What, you think people tuned in because they're suddenly vested in finding out who the best gymnast or sprinter in the world is? Don't be ridiculous. They're glued to that new television set in the living room because they're patriotic as hell—at least once every couple of years—and because they don't want to be left out when the chatter around the water cooler the next morning invariably turns to the previous day's glorious rowing scene on the Thames.
MMA fans want to see their sport on the world's biggest stage. I can't blame them. When one of the featured events of the last few television broadcasts was a bunch of people flopping around on a trampoline, it's tough not to imagine mixed martial arts as a featured event. And hey, the Olympics already have boxing, wrestling and judo, so why not combine them all together and save time? Everybody wins. Right?
Well, not really. And there's a good reason that MMA will never, ever be a sanctioned athletic event in any Olympic games: because it's just too violent.
Imagine, if you will, doing the Ultimate Fighter tournament with sixteen dudes. This is just a theoretical tournament, by the way. And imagine that this tournament, instead of taking place during television tapings that lasts six or seven weeks, must instead take place over the course or two or three days.
That, in a nutshell, is why it will never work as an Olympic sport. The likeliness of completing any kind of tournament as originally conceived is incredibly low. Boxing is also an inherently violent sport, but Olympic boxing is a watered-down and greatly different sport than the one you throw down $70 on from time to time. Headgear and rule changes make it more of a point-fighting sport, which is mostly different from boxing altogether.
Do you want to see MMA take the same route? A bunch of you could barely contain your grief when Carlos Condit beat Nick Diaz using the same kind of style, so I cannot imagine the outcry we'd hear over the Olympics taking the same route as a whole. And make no mistake about it: if mixed martial arts made it to the Olympics (which it won't), it would be a highly-bastardized and much safer product than you see on television. Chances are you'd probably hate it.

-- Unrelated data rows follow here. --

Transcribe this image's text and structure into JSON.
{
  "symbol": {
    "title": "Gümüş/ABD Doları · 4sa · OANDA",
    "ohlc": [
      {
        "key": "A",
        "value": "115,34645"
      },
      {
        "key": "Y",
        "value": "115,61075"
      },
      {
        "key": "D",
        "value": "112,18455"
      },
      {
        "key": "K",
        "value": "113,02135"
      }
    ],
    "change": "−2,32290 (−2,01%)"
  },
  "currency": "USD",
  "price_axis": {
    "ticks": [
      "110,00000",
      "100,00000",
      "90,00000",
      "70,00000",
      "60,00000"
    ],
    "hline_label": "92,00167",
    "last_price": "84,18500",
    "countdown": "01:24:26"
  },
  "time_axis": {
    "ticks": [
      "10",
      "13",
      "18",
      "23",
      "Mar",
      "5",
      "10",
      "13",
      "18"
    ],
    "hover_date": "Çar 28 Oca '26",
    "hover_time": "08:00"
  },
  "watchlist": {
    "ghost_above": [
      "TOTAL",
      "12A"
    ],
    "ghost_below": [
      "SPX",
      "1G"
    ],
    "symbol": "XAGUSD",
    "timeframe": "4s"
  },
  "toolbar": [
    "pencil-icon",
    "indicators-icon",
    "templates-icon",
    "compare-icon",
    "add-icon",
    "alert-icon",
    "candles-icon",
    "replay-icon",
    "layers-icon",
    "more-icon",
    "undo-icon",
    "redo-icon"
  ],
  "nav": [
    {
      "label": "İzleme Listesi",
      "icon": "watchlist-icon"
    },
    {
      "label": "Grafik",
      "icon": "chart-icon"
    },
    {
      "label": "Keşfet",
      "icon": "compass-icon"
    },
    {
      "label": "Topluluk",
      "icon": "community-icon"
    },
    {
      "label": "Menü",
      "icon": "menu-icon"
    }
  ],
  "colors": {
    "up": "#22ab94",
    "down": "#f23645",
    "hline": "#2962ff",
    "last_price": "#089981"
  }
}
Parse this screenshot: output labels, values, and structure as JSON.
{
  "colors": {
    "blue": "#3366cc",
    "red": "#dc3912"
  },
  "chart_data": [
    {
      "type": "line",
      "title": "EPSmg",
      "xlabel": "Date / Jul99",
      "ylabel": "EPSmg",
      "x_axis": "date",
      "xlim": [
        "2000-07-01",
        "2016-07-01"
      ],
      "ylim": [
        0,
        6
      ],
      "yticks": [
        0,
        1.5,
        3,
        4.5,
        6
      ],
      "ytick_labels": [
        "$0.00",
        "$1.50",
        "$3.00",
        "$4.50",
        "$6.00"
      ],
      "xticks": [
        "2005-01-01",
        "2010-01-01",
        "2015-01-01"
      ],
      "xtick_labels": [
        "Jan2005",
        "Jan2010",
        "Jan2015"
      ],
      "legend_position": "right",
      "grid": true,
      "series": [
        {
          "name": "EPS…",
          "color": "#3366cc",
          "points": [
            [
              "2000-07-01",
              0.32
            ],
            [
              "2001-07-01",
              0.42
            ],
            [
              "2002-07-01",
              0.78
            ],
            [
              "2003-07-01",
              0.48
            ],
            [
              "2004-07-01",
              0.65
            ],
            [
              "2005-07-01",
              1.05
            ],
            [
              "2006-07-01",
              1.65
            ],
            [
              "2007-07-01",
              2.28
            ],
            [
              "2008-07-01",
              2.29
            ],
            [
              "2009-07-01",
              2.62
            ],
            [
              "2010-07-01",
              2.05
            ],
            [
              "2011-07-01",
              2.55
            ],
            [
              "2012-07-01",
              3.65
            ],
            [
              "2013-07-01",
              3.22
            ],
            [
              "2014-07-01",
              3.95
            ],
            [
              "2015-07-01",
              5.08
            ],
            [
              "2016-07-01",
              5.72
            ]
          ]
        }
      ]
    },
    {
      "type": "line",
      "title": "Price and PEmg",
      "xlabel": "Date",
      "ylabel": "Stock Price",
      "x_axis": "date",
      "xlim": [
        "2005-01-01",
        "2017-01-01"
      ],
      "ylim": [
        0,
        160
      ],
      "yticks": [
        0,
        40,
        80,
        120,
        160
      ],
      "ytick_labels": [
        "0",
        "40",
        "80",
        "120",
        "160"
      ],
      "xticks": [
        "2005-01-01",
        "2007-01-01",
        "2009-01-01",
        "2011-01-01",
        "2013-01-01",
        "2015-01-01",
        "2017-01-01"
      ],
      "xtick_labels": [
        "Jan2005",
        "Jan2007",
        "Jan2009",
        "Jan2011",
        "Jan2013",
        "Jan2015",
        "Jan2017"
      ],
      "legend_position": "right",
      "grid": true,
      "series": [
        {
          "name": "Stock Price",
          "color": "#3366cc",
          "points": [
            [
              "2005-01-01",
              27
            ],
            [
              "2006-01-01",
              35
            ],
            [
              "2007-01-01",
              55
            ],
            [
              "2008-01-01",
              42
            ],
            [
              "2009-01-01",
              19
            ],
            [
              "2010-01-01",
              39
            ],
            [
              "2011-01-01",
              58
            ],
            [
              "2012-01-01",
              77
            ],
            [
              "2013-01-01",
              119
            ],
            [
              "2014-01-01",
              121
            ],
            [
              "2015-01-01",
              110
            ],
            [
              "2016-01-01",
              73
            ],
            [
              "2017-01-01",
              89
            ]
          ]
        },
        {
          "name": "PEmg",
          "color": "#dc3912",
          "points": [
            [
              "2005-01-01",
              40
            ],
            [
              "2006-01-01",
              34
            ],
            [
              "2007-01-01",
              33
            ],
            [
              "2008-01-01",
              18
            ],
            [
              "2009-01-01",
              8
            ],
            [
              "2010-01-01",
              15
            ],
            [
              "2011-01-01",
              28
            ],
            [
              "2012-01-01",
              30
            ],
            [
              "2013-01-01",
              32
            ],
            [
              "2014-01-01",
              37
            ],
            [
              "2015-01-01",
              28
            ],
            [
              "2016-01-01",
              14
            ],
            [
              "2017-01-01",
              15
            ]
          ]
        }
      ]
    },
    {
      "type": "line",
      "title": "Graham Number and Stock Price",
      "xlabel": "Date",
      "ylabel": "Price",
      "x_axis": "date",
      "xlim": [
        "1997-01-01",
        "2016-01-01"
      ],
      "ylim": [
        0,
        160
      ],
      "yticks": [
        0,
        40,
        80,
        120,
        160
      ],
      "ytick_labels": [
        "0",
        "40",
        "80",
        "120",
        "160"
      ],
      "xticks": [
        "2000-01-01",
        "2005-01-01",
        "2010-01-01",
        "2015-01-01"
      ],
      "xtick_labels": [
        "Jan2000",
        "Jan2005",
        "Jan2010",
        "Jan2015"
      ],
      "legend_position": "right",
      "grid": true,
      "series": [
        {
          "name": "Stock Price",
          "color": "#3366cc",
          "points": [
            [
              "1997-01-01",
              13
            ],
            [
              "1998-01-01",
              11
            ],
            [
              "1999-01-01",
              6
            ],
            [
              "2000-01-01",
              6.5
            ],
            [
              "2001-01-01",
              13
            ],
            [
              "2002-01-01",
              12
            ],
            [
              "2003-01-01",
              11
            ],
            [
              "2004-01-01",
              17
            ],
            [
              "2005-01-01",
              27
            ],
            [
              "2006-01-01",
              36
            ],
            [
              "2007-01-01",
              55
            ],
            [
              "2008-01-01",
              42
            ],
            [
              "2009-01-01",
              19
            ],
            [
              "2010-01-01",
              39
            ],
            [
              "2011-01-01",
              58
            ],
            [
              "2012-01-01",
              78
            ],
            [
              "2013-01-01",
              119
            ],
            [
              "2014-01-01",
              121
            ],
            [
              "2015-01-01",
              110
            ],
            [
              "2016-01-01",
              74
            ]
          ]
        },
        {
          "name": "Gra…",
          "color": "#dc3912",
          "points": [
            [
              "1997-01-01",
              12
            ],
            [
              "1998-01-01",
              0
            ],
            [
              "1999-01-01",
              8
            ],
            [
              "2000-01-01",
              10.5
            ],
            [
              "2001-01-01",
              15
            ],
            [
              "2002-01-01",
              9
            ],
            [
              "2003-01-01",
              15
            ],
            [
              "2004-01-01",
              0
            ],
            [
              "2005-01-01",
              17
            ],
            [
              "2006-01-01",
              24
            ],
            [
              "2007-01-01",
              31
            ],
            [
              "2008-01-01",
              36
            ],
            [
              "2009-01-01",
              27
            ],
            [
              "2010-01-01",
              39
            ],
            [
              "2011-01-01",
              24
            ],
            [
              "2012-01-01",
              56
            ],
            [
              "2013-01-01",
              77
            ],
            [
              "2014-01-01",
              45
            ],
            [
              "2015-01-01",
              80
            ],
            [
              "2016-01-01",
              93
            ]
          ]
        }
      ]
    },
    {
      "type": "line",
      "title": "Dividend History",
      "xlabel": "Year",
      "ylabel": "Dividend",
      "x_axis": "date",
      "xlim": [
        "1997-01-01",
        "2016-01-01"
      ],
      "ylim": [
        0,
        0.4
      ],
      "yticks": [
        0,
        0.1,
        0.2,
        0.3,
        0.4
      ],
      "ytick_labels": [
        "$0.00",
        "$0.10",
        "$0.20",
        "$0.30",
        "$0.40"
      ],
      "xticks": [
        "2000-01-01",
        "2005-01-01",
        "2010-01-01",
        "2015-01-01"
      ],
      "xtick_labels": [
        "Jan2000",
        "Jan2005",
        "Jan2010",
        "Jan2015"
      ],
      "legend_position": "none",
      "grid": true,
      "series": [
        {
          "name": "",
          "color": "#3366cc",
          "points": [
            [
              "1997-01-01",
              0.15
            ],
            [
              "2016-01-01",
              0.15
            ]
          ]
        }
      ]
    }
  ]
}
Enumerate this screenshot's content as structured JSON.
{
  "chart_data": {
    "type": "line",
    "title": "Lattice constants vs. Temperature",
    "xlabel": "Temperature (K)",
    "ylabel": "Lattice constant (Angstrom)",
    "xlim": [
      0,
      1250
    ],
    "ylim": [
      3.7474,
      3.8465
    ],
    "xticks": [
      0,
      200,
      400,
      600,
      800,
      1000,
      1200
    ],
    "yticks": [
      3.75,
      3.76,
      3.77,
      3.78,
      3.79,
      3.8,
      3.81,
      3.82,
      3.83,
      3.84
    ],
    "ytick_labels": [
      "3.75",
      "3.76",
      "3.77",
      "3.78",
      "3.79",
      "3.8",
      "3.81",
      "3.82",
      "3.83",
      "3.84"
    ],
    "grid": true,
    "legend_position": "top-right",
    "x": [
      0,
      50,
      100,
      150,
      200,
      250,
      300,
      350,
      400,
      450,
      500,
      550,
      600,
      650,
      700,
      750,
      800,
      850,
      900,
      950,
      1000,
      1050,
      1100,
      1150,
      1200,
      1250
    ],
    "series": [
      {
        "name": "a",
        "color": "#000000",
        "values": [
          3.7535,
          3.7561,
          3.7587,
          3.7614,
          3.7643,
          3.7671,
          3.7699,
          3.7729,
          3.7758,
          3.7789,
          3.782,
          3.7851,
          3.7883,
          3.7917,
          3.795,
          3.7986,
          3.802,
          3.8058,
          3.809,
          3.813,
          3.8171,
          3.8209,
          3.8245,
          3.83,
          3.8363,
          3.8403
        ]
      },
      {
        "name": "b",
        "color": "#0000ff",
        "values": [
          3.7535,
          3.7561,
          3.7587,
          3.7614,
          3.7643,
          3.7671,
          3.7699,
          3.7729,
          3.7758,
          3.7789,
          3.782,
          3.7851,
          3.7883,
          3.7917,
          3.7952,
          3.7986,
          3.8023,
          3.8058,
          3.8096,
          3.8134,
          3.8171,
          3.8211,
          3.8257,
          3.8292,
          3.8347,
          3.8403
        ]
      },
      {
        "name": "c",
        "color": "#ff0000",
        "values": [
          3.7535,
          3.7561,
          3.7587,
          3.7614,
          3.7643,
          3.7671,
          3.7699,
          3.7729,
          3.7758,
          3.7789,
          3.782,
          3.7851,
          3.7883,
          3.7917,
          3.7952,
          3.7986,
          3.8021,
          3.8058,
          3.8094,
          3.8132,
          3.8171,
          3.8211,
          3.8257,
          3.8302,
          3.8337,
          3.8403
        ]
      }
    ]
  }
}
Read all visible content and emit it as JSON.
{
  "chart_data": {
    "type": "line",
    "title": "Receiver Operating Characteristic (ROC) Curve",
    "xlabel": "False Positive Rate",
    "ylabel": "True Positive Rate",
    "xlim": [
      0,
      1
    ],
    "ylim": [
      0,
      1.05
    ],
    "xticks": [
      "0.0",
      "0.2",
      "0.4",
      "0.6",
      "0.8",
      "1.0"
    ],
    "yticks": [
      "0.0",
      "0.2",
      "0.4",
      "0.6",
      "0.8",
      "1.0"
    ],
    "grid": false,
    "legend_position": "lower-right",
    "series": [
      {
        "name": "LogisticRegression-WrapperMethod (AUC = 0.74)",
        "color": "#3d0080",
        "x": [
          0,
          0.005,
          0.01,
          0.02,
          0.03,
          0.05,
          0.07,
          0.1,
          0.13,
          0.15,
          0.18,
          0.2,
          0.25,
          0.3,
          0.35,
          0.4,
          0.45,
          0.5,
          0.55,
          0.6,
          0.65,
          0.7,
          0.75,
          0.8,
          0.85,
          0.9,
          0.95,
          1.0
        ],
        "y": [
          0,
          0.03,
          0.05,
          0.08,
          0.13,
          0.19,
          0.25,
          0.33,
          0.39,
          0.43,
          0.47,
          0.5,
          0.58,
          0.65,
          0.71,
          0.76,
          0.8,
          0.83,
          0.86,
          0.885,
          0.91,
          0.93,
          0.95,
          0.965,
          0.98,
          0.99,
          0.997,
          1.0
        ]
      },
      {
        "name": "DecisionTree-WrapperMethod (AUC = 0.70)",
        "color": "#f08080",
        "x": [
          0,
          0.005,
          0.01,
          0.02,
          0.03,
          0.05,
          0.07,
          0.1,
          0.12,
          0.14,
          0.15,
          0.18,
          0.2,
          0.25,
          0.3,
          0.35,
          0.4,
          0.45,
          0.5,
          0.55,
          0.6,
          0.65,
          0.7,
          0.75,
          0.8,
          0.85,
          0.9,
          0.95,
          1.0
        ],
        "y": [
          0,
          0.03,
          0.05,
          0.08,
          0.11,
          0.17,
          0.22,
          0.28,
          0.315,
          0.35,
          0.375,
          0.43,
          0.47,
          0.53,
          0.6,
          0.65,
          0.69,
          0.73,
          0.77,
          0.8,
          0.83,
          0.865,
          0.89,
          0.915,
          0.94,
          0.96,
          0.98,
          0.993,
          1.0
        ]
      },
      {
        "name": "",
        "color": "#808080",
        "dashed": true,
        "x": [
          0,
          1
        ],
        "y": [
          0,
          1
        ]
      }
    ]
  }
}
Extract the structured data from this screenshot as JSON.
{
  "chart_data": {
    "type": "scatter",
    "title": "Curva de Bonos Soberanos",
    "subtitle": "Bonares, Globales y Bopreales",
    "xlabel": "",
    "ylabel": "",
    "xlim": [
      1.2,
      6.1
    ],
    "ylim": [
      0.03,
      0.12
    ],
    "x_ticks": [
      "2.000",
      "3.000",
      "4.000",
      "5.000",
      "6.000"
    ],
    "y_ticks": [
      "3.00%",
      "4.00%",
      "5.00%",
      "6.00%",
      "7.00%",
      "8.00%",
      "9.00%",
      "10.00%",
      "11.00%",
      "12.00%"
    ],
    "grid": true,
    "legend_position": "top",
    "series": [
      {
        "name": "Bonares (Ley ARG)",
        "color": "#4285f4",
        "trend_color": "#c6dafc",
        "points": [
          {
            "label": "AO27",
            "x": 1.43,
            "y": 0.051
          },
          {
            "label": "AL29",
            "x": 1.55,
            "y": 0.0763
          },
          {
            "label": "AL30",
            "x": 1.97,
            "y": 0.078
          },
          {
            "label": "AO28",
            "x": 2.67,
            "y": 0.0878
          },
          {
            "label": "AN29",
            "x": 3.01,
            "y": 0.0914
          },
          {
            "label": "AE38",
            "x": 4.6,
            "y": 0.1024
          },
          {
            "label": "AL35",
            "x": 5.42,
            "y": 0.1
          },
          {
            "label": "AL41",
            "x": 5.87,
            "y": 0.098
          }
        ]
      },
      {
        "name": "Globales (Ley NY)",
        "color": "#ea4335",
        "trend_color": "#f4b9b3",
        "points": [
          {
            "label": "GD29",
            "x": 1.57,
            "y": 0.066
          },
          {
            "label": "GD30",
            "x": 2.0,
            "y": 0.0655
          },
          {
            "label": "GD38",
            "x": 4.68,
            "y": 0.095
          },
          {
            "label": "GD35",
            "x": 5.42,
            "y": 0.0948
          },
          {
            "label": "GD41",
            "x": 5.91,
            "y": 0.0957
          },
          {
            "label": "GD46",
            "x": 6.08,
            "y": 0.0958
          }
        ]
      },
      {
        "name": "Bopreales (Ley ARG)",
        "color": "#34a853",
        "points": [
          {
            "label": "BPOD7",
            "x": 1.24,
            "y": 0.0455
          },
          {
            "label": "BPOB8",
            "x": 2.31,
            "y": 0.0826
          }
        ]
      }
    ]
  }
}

But none of this matters, because it's never going to become a sanctioned sport. MMA fans should instead focus their efforts on getting Brazilian jiu-jitsu in front of the people who can help make the sport an Olympic reality. Or they should just watch wrestling, or judo, and see if they can pick out some of the people who might someday become future stars in MMA.
But please, just stop talking about MMA becoming an Olympic sport.